The decision was arrived at just this week, and was signed by the Vatican’s prefect, Cardinal Francisco Ladaria. The Pope on Thursday also said that the church would work to abolish capital punishment around the world.

The death penalty was abolished in the Philippines in 2006 when more than 1,200 inmates on death row had their sentences commuted to life in prison. The move was orchestrated by then-President Gloria Arroyo, a staunch Catholic and a vocal opponent of death penalty who serves as House speaker and a known ally of Duterte.

Arroyo was installed as commander in chief of the country after graft-tainted leader Joseph Estrada was forced out of office over a massive corruption scandal in 2001.

Under Estrada’s term, the Philippines saw the resumption of executions in 1999 as a reaction to a rising crime wave.

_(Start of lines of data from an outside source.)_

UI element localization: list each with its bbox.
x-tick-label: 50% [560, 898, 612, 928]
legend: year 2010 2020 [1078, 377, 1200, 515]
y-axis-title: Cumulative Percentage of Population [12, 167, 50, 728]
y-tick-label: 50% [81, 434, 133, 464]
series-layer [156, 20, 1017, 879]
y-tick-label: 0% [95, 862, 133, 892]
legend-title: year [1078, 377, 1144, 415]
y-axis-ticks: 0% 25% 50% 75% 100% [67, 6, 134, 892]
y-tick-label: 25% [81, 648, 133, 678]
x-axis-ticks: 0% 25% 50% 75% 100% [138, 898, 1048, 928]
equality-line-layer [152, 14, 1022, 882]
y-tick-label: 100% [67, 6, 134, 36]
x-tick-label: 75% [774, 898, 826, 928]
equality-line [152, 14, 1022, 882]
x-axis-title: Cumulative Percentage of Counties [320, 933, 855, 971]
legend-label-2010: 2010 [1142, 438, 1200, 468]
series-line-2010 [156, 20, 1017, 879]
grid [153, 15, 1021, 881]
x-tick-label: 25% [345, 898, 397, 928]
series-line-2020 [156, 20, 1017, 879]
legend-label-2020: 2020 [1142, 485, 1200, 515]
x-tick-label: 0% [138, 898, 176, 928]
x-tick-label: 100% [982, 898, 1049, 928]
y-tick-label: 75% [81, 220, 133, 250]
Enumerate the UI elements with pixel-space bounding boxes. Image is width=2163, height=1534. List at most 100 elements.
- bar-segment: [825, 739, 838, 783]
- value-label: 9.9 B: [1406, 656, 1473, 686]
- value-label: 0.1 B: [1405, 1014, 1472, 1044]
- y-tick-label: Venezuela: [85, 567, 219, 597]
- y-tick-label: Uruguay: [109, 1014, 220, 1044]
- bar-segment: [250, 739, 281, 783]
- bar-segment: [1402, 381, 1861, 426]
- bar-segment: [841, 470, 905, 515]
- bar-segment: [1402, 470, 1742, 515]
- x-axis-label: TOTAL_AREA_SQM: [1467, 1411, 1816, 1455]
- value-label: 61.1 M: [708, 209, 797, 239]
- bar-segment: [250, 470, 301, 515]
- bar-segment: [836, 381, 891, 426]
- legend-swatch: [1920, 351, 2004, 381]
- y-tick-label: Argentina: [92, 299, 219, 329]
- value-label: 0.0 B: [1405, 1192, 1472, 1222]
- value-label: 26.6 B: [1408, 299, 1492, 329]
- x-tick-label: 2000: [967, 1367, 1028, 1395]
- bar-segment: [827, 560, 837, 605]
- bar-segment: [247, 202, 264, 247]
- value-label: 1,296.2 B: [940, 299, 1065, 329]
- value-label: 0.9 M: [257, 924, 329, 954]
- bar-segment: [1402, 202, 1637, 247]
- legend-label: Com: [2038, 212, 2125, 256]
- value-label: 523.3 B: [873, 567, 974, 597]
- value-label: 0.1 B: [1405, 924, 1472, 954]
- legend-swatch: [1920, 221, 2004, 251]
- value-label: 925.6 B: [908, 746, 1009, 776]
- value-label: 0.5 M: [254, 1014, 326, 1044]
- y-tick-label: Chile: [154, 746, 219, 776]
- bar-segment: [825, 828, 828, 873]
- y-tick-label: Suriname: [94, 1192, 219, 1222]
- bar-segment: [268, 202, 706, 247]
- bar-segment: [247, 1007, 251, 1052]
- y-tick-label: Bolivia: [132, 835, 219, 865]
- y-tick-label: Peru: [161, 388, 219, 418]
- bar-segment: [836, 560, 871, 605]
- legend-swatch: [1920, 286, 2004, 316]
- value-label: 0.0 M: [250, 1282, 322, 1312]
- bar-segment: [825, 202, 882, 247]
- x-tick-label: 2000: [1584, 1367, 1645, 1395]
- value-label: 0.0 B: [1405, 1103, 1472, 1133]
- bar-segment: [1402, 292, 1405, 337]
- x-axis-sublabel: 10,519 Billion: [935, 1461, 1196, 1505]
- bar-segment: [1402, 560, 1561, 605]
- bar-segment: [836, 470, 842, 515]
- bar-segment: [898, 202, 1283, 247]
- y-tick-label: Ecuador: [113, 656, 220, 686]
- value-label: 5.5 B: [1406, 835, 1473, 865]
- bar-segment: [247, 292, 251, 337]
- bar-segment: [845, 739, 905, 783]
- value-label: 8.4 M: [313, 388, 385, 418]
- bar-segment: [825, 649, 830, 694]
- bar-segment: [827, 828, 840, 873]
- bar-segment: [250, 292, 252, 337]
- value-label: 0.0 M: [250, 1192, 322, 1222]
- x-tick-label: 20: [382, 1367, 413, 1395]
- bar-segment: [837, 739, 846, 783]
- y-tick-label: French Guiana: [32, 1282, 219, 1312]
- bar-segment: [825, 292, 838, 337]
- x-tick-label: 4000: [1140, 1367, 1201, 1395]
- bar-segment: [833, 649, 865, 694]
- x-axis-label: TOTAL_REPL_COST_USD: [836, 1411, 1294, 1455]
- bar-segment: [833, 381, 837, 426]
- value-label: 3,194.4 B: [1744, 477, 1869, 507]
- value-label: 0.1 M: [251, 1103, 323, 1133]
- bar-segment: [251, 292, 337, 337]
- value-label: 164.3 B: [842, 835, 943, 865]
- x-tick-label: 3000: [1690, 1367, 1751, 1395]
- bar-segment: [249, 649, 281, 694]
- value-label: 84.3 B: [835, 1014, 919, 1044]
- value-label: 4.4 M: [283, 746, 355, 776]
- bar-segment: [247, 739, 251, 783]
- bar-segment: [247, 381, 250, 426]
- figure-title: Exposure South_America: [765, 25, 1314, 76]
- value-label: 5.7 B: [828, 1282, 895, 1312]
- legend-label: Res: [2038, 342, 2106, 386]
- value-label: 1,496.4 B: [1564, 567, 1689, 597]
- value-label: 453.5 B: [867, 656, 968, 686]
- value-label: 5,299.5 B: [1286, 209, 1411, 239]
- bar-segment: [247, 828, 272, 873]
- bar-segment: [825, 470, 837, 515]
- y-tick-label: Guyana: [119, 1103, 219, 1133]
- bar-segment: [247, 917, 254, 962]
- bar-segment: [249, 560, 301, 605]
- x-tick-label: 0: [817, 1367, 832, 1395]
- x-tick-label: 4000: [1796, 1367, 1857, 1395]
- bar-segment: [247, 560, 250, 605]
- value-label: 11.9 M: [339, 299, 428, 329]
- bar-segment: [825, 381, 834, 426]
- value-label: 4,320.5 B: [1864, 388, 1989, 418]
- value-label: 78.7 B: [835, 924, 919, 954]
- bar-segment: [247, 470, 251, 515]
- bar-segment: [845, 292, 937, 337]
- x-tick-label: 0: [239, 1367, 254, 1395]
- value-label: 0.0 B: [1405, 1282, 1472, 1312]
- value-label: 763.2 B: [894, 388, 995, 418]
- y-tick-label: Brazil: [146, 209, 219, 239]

But the Catholic Church prevailed on Estrada a year later to issue a moratorium, which held until Arroyo took over.

Duterte, who claims that he was molested as a child by a Catholic priest, has been pushing for the death penalty.

He first stated his support for the death penalty last year, when he told Congress during an address that “capital punishment is not only about deterrence, it’s also about retribution.”

He has argued that it was necessary to instill fear among criminals, particularly drug pushers who have been emboldened over the years.

“In the Philippines, it is really an eye for an eye, a tooth for a tooth. You took life, you must pay it with life,” Duterte had said.

Felipe Villamor in Manila contributed to this report.